HRProfiler generates a histogram with the HRD probabilities per sample and a tab-delimited table with the following columns:

Columns Info
samples sample names
NCTG Proportion of C:G>T:A single base substitutions at 5’-NpCpG-3’ context
NCGT Proportion of C:G>G:C single base substitutions at 5’-NpCpT-3’ context
DEL_5_MH Proportion or total counts of deletions spanning at least 5bp at microhomologies
LOH.1.40Mb Proportion of genomic segments with loss of heterozygosity (LOH) with sizes between 1 and 40 megabases
3-9:HET.10.40Mb Proportion of heterozygous genomic segments with TCN between 2 and 4 and sizes above 40 megabases
2-4:HET.40Mb Proportion of heterozygous genomic segments with TCN between 2 and 4 and sizes above 40 megabases
hrd.prob HRD Probability
prediction HRD status

Additional columns provided if bootstrap=True:

Columns Info
mean.hrd.prob Average HRD probability across all replicates
LCI.95.hrd.prob Lower confidence interval (2.5%) HRD Probability
UCI.95.hrd.prob Upper confidence interval (97.5%) HRD Probability

License

Academic Software License: © 2024 University of California, San Diego (“Institution”). Academic or nonprofit researchers are permitted to use this Software (as defined below) subject to Paragraphs 1-4:

  1. Institution hereby grants to you free of charge, so long as you are an academic or nonprofit researcher, a nonexclusive license under Institution’s copyright ownership interest in this software and any derivative works made by you thereof (collectively, the “Software”) to use, copy, and make derivative works of the Software solely for educational or academic research purposes, and to distribute such Software free of charge to other academic or nonprofit researchers for their educational or academic research purposes, in all cases subject to the terms of this Academic Software License. Except as granted herein, all rights are reserved by Institution, including the right to pursue patent protection of the Software.
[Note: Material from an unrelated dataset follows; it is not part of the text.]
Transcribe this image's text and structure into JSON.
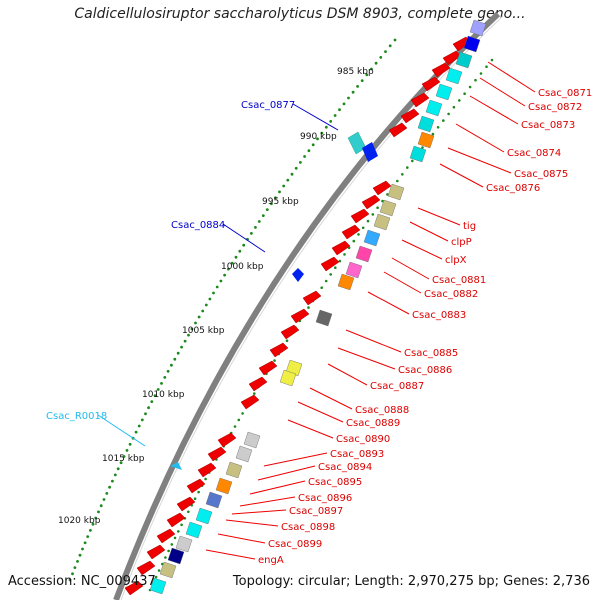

  2. Any distribution of copies of this Software -- including any derivative works made by you thereof -- must include a copy (including the copyright notice above), and be made subject to the terms, of this Academic Software License; failure by you to adhere to the requirements in Paragraphs 1 and 2 will result in immediate termination of the license granted to you pursuant to this Academic Software License effective as of the date you first used the Software.

  3. IN NO EVENT WILL INSTITUTION BE LIABLE TO ANY ENTITY OR PERSON FOR DIRECT, INDIRECT, SPECIAL, INCIDENTAL, OR CONSEQUENTIAL DAMAGES, INCLUDING LOST PROFITS, ARISING OUT OF THE USE OF THIS SOFTWARE, EVEN IF INSTITUTION HAS BEEN ADVISED OF THE POSSIBILITY OF SUCH DAMAGE. INSTITUTION SPECIFICALLY DISCLAIMS ANY AND ALL WARRANTIES, EXPRESS AND IMPLIED, INCLUDING, BUT NOT LIMITED TO, ANY IMPLIED WARRANTIES OF MERCHANTABILITY AND FITNESS FOR A PARTICULAR PURPOSE. THE SOFTWARE IS PROVIDED “AS IS.” INSTITUTION HAS NO OBLIGATION TO PROVIDE MAINTENANCE, SUPPORT, UPDATES, ENHANCEMENTS, OR MODIFICATIONS OF THIS SOFTWARE.

  4. Any academic or scholarly publication arising from the use of this Software or any derivative works thereof will include the following acknowledgment: The Software used in this research was created by Alexandrov Lab of University of California, San Diego. © 2022 University of California, San Diego.